Consider the size of the web in terms of graph size:
- Thinking of vertices as pages, we have 4.77 billion - 50 billion (i.e. large changes per day)
- Thinking of links as directed edges, we have 100 billion - 1 trillion links
We have a power law for the fraction of pages that have $k$ links, i.e. $P(k) \sim k^{-\gamma}$
- Lots of pages have 0-1 in-links

Note Fibonacci binning ⇒ bin size increases by Fibonacci sequence, should use if plotting to log-log space.
- The most common out-degree of a web page is also 1

It is clear that the web graph is big data, so we need Hadoop.
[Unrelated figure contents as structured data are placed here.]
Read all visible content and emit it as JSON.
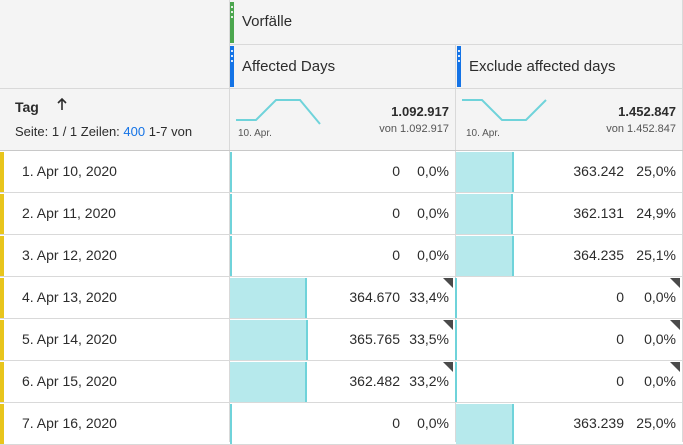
{
  "header": {
    "group_label": "Vorfälle",
    "metric1_title": "Affected Days",
    "metric2_title": "Exclude affected days",
    "dimension_title": "Tag",
    "sort_icon": "arrow-up-icon",
    "pager": {
      "page_text": "Seite: 1 / 1 Zeilen:",
      "rows_value": "400",
      "range_text": "1-7 von"
    },
    "metric1_total": "1.092.917",
    "metric1_total_of": "von 1.092.917",
    "metric1_spark_label": "10. Apr.",
    "metric2_total": "1.452.847",
    "metric2_total_of": "von 1.452.847",
    "metric2_spark_label": "10. Apr."
  },
  "colors": {
    "group_handle": "#4ba64e",
    "metric_handle": "#1473e6",
    "row_accent": "#e8c51c",
    "bar_fill": "#b6e9ec",
    "sparkline": "#6fd3da"
  },
  "rows": [
    {
      "label": "1. Apr 10, 2020",
      "m1_value": "0",
      "m1_pct": "0,0%",
      "m1_share": 0.0,
      "m2_value": "363.242",
      "m2_pct": "25,0%",
      "m2_share": 0.25
    },
    {
      "label": "2. Apr 11, 2020",
      "m1_value": "0",
      "m1_pct": "0,0%",
      "m1_share": 0.0,
      "m2_value": "362.131",
      "m2_pct": "24,9%",
      "m2_share": 0.249
    },
    {
      "label": "3. Apr 12, 2020",
      "m1_value": "0",
      "m1_pct": "0,0%",
      "m1_share": 0.0,
      "m2_value": "364.235",
      "m2_pct": "25,1%",
      "m2_share": 0.251
    },
    {
      "label": "4. Apr 13, 2020",
      "m1_value": "364.670",
      "m1_pct": "33,4%",
      "m1_share": 0.334,
      "m2_value": "0",
      "m2_pct": "0,0%",
      "m2_share": 0.0
    },
    {
      "label": "5. Apr 14, 2020",
      "m1_value": "365.765",
      "m1_pct": "33,5%",
      "m1_share": 0.335,
      "m2_value": "0",
      "m2_pct": "0,0%",
      "m2_share": 0.0
    },
    {
      "label": "6. Apr 15, 2020",
      "m1_value": "362.482",
      "m1_pct": "33,2%",
      "m1_share": 0.332,
      "m2_value": "0",
      "m2_pct": "0,0%",
      "m2_share": 0.0
    },
    {
      "label": "7. Apr 16, 2020",
      "m1_value": "0",
      "m1_pct": "0,0%",
      "m1_share": 0.0,
      "m2_value": "363.239",
      "m2_pct": "25,0%",
      "m2_share": 0.25
    }
  ]
}
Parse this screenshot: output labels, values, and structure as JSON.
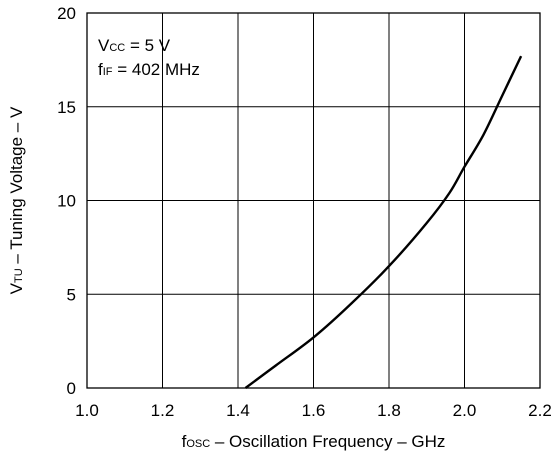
{
  "chart_data": {
    "type": "line",
    "title": "",
    "xlabel": {
      "main": "f",
      "sub": "OSC",
      "rest": " – Oscillation Frequency – GHz"
    },
    "ylabel": {
      "main": "V",
      "sub": "TU",
      "rest": " – Tuning Voltage – V"
    },
    "xlim": [
      1.0,
      2.2
    ],
    "ylim": [
      0,
      20
    ],
    "xticks": [
      1.0,
      1.2,
      1.4,
      1.6,
      1.8,
      2.0,
      2.2
    ],
    "xtick_labels": [
      "1.0",
      "1.2",
      "1.4",
      "1.6",
      "1.8",
      "2.0",
      "2.2"
    ],
    "yticks": [
      0,
      5,
      10,
      15,
      20
    ],
    "ytick_labels": [
      "0",
      "5",
      "10",
      "15",
      "20"
    ],
    "grid": true,
    "annotations": [
      {
        "main": "V",
        "sub": "CC",
        "rest": " = 5 V"
      },
      {
        "main": "f",
        "sub": "IF",
        "rest": " = 402 MHz"
      }
    ],
    "series": [
      {
        "x": [
          1.42,
          1.5,
          1.6,
          1.7,
          1.8,
          1.9,
          1.96,
          2.0,
          2.05,
          2.1,
          2.15
        ],
        "y": [
          0.0,
          1.2,
          2.7,
          4.5,
          6.5,
          8.8,
          10.4,
          11.8,
          13.5,
          15.6,
          17.7
        ]
      }
    ],
    "line_color": "#000000"
  }
}
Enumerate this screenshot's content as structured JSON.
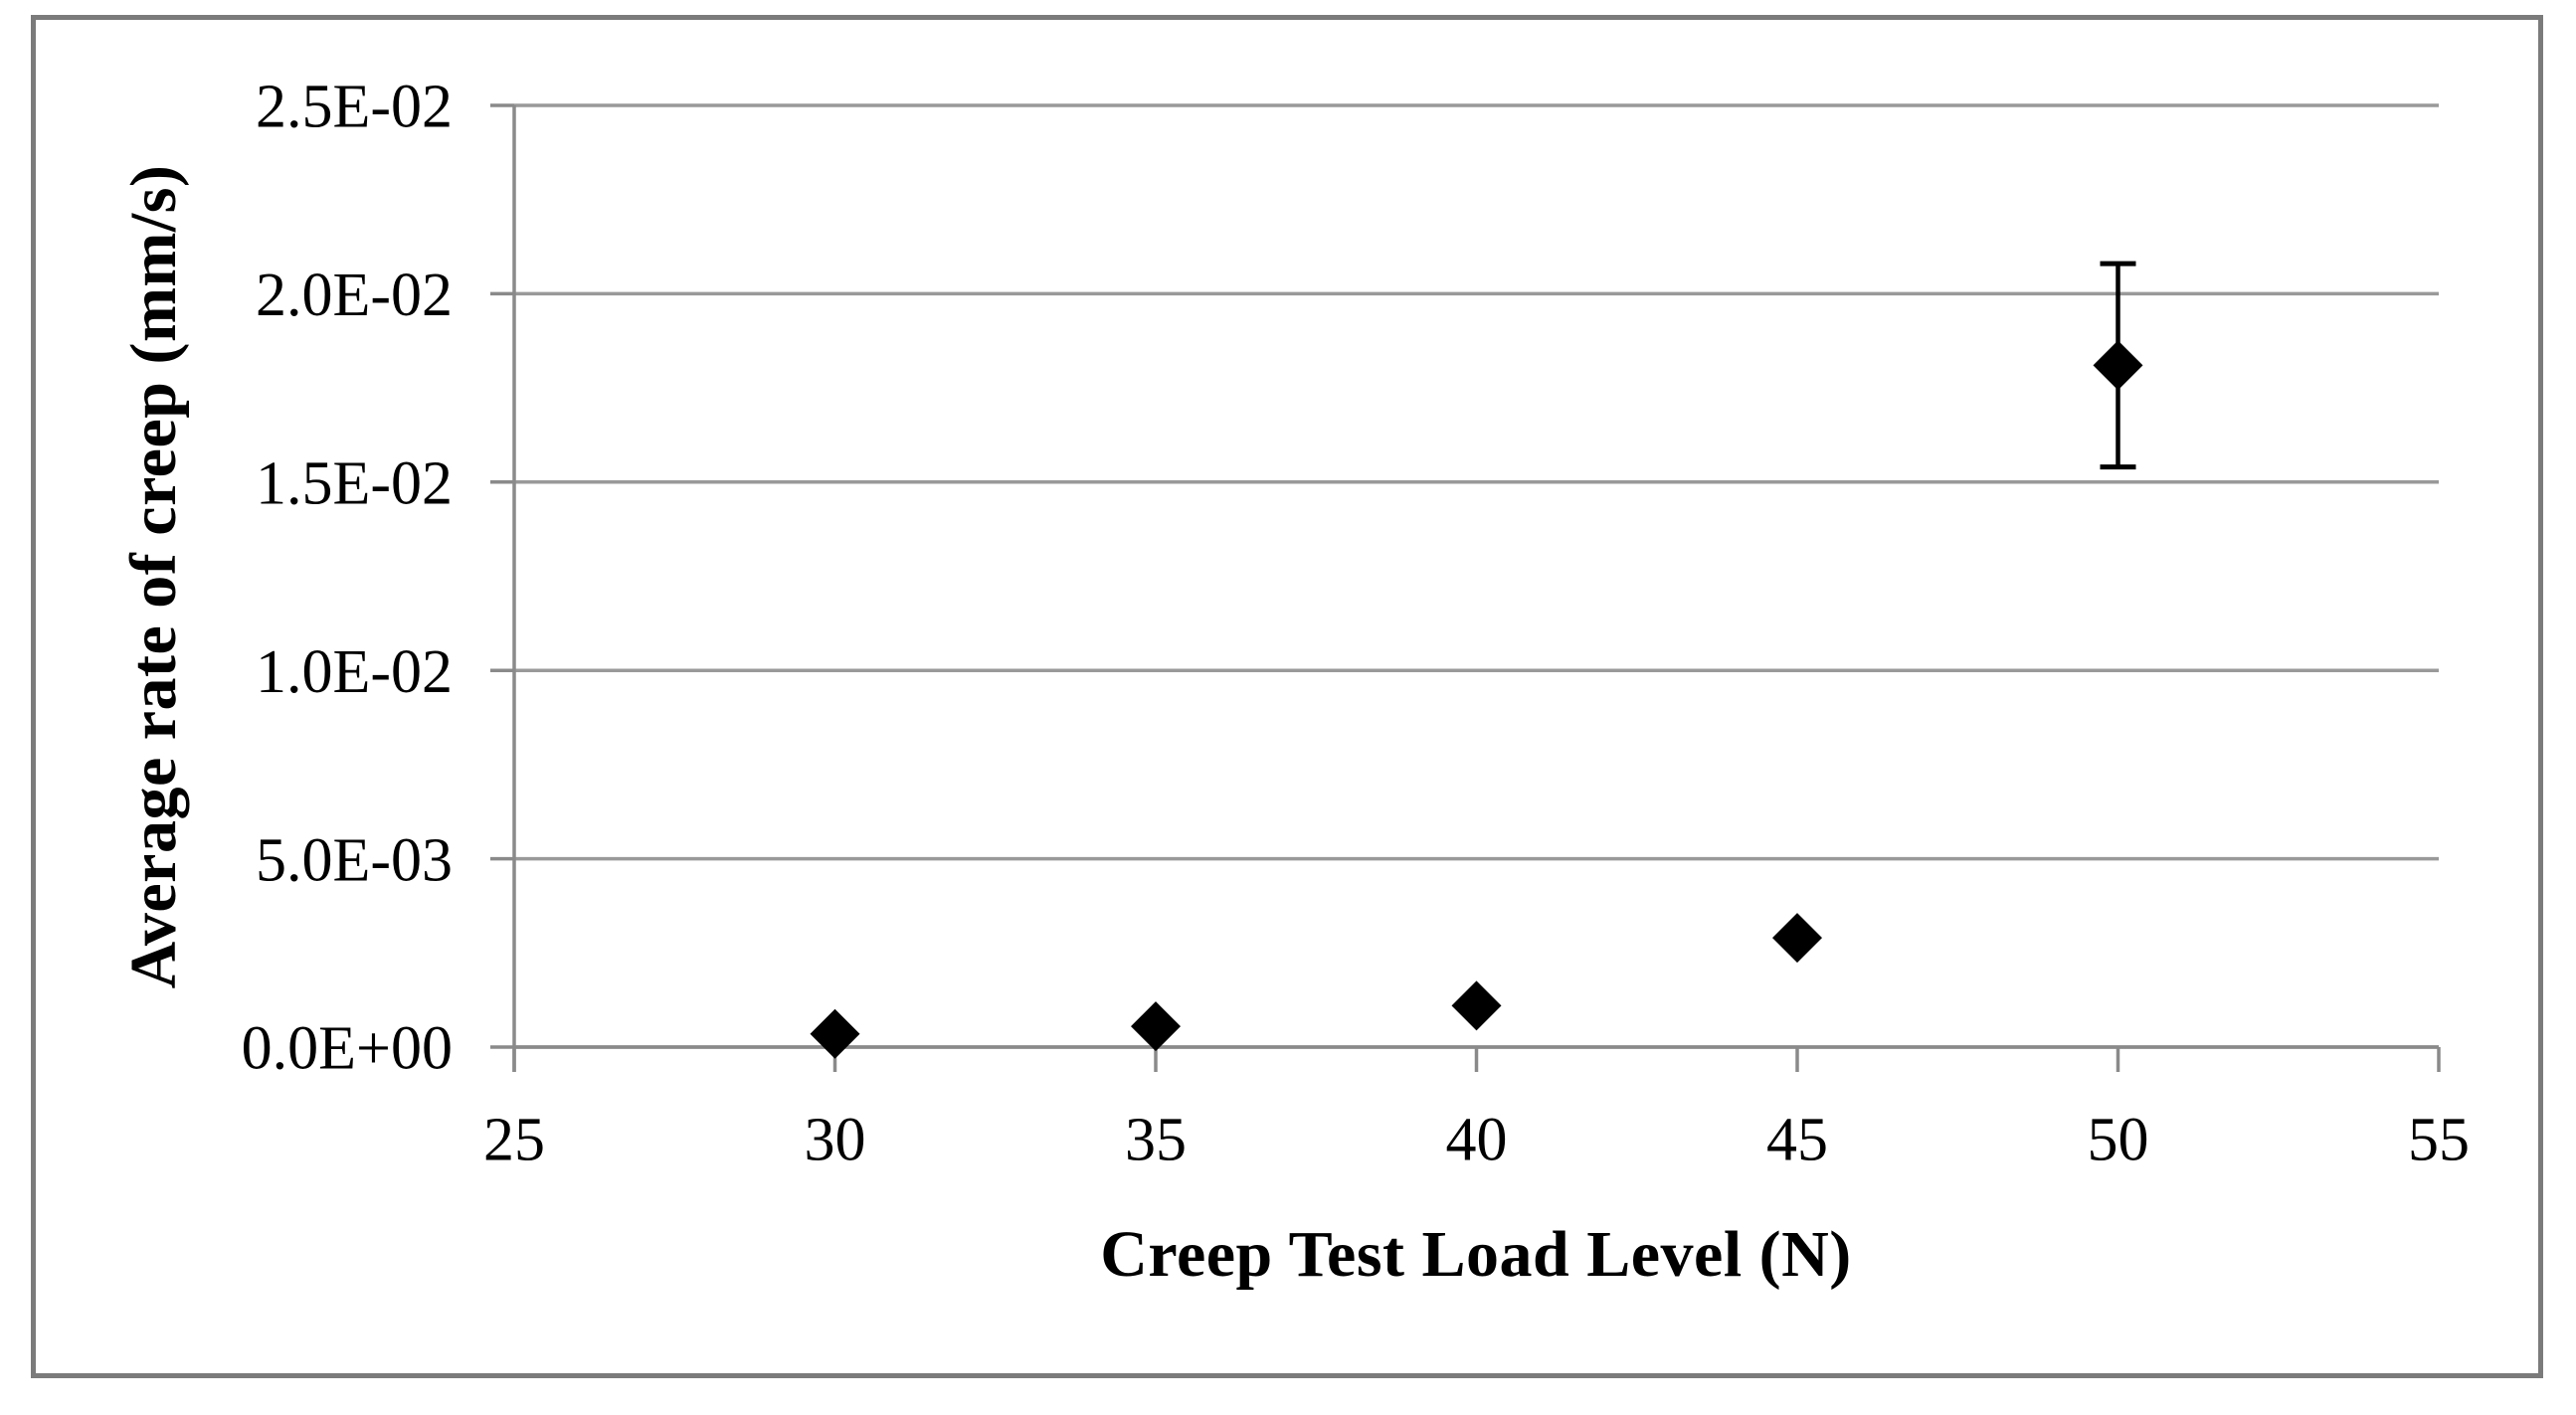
{
  "figure": {
    "background_color": "#ffffff",
    "border_color": "#7b7b7b",
    "gridline_color": "#999999",
    "axis_color": "#8a8a8a",
    "text_color": "#000000"
  },
  "chart_data": {
    "type": "scatter",
    "title": "",
    "xlabel": "Creep Test Load Level (N)",
    "ylabel": "Average rate of creep (mm/s)",
    "xlim": [
      25,
      55
    ],
    "ylim": [
      0,
      0.025
    ],
    "grid": true,
    "legend": false,
    "xticks": [
      25,
      30,
      35,
      40,
      45,
      50,
      55
    ],
    "xtick_labels": [
      "25",
      "30",
      "35",
      "40",
      "45",
      "50",
      "55"
    ],
    "ytick_values": [
      0,
      0.005,
      0.01,
      0.015,
      0.02,
      0.025
    ],
    "ytick_labels": [
      "0.0E+00",
      "5.0E-03",
      "1.0E-02",
      "1.5E-02",
      "2.0E-02",
      "2.5E-02"
    ],
    "series": [
      {
        "name": "average-creep-rate",
        "marker": "diamond",
        "color": "#000000",
        "points": [
          {
            "x": 30,
            "y": 0.00035
          },
          {
            "x": 35,
            "y": 0.00055
          },
          {
            "x": 40,
            "y": 0.0011
          },
          {
            "x": 45,
            "y": 0.0029
          },
          {
            "x": 50,
            "y": 0.0181,
            "error_plus": 0.0027,
            "error_minus": 0.0027
          }
        ]
      }
    ]
  }
}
We observe that many graph algorithms involve:
- local computations for each node
- propagating these results to neighbors (i.e. graph traversal - think Dijkstra’s for example)
Thus, we must consider:
- Best representation for a graph?
- Adjacency list - easy to consider Key-value pairs, as keys are vertices, values are the corresponding adjacency lists
- How to perform local computations?
- Local computation ⇒ notion of independence, easier to model with MapReduce
- How to perform traversal? (propagation)
- Collecting propagated messages to other vertices is reduce-like (sending messages to neighbors is non-local computation)
- If we override hash partitioner, we can try to partition in a way to minimize number of inter-partition edges
We will often do a BFS.
Single Source Shortest Path
In this problem, we want to find the shortest path from a single source node to all other nodes. Note that “shortest” in this context can refer to fewest links or the lowest total weight.